Wen Xia etc [42]proposedSiLoDeduplication Solutions that combine the locality and similarity of data to improves de-weight performance and reduces memory overhead. SiLoin the variable length block (Chunk) and file based on the introduction of segments (Segment) and district (Blockthe concept of which the variable length block is the length in8KBvolume-level data deduplication orders the segment is of length in2MBMagnitude of the similarity Evaluation Unit, large file data may be distributed across multiple segments, and the contents of multiple small files may also be aggregated into one segment, and the extents consist of multiple segments, which are length256MBMagnitude of Local hold unit. SiLomaintain three types of data structures in memory: similarity hash table (Similarity Hash Table,sht), read cache, and write cache. Among them,SHTsave sample fingerprints from each segment, read cache maintenance has recently made A sequence of block fingerprints for a used area containing duplicate data, Write cache is used to aggregate captured non-repeating blocks of data as segments and extents and write to the hard disk. For new data Segments SI,SiLofirst extract the sample fingerprint and querySHTJudging Department There are duplicate or similar segments in the system, If a similar segment is found, all fingerprints of the area of the similar segment are loaded into the read cached, and finally retrieved in the cache SIthe fingerprint that contains the tiles and eliminates duplicate content. It is important to note that if SIof similarity is detected in the adjacent segment before the SIis not recognized as a similar segment,SiLoIt is still possible to read slow through queries the fingerprint sequence that is stored and prefetch identifies SIThe duplicate content contained in the. Compared with the solution described above,SiLonot unilaterally polygons depend on the locality or similarity of the data, and thus have better adaptability to different types of datasets.

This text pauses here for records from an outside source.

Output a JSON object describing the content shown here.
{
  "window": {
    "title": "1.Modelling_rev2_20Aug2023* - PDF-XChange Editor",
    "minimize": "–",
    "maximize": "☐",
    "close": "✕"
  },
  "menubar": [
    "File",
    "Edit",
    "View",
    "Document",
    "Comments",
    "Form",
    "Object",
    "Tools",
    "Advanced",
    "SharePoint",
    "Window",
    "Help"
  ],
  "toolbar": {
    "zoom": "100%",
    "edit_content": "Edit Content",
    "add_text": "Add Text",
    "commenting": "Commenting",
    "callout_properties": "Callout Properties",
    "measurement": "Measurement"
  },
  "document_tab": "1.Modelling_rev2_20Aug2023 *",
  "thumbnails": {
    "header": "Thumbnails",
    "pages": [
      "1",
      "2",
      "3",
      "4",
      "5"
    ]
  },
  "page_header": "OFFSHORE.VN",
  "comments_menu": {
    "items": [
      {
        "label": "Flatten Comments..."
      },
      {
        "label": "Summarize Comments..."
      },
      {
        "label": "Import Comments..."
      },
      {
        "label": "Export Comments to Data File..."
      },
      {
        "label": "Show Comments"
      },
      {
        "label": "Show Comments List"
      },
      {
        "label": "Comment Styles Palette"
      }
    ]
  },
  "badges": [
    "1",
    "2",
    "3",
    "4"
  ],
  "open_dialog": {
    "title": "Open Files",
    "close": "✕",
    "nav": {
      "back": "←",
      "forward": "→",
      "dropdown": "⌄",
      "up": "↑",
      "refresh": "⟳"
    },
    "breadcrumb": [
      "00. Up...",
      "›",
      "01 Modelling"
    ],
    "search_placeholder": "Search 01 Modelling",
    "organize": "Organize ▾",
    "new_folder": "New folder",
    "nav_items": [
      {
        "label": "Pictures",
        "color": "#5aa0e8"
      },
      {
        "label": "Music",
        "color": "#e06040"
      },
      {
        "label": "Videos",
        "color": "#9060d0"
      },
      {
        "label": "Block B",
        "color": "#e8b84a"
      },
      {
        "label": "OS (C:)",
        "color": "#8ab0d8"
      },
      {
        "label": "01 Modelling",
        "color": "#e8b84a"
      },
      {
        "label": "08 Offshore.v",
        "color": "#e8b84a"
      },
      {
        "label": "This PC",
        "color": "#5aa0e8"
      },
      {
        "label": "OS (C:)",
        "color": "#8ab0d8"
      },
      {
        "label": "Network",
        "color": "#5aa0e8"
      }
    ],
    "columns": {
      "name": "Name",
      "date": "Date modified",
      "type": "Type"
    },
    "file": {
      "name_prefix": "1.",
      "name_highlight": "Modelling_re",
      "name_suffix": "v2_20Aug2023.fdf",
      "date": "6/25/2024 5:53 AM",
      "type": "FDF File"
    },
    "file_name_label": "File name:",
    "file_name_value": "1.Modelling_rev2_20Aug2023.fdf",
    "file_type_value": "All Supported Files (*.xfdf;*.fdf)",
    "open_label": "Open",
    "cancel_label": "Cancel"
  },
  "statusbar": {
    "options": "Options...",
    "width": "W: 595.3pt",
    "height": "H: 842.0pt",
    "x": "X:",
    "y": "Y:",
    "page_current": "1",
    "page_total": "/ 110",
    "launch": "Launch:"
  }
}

Data deduplication 2---Research on high performance duplicate data detection and deletion technology some fragmentary knowledge

Contact Us

The content source of this page is from Internet, which doesn't represent Alibaba Cloud's opinion; products and services mentioned on that page don't have any relationship with Alibaba Cloud. If the content of the page makes you feel confusing, please write us an email, we will handle the problem within 5 days after receiving your email.

If you find any instances of plagiarism from the community, please send an email to: info-contact@alibabacloud.com and provide relevant evidence. A staff member will contact you within 5 working days.

A Free Trial That Lets You Build Big!

Start building with 50+ products and up to 12 months usage for Elastic Compute Service

  • Sales Support

    1 on 1 presale consultation

  • After-Sales Support

    24/7 Technical Support 6 Free Tickets per Quarter Faster Response

  • Alibaba Cloud offers highly flexible support services tailored to meet your exact needs.